The Senate report focuses heavily on security contracting at remote American military bases in western Afghanistan, including the air base in Shindand, near Herat. ArmorGroup, a British-based security firm, was hired by a contractor to the United States Air Force to provide security at Shindand, and then ArmorGroup turned in 2007 to two warlords who had their own militias to do the actual security work. ArmorGroup called them “Mr. White” and “Mr. Pink,” and few Americans knew their real identities, although a leader of an American military team at an adjacent base had recommended Mr. Pink.

“The two warlords and their successors served as manpower providers for ArmorGroup for the next 18 months — a period marked by a series of violent incidents,” the report found.

Fights soon erupted between the forces of Mr. White and Mr. Pink, with Mr. Pink finally killing Mr. White. Mr. Pink then sought refuge with the Taliban. ArmorGroup then turned to Mr. White’s brother, Mr. White II, to run its security force, but also continued to employ Mr.
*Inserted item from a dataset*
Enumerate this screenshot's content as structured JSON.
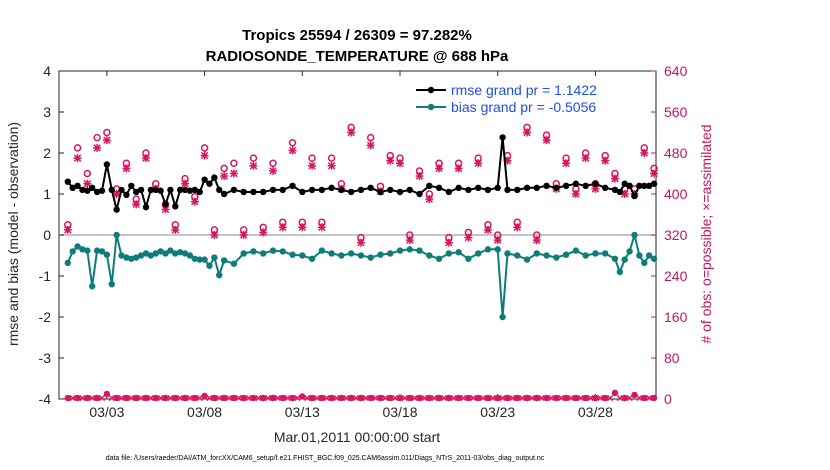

Pink’s men, even though they knew he was now working with the Taliban.

In a raid on Aug., 21, 2008, in Azizabad, Afghanistan, American forces bombed a house where a local Taliban leader, Mullah Sadeq, was suspected of holding a meeting. It was the home of Mr. White II; he was killed in the raid, along with seven other men employed as security guards by ArmorGroup or ArmorGroup Mine Action, an affiliated company with a contract with the United Nations for mine clearing.

The Azizabad raid sparked outrage within Afghanistan. Local villagers, human rights officials and Afghan government officials said that the attack had resulted in more than 90 civilian deaths. The raid had a broad impact on relations between the Afghan government and the American military, and was one of the major incidents that led to a reassessment by President Hamid Karzai of his support for American air raids in the country.

Mr. Karzai visited the village after the attack, and President George W. Bush called Mr. Karzai to express his regret. But the report shows that the bombing raid was entangled in the interplay between contractors and the Taliban, and occurred during a meeting between Mr. White II and the suspect Taliban leader, Mullah Sadeq.

Providing contracts to local militia leaders with ties to the Taliban “gives these warlords an independent funding source,” observed Carl Forsberg, an analyst with the Institute for the Study of War in Washington. “And it gives them a feeling of impunity.”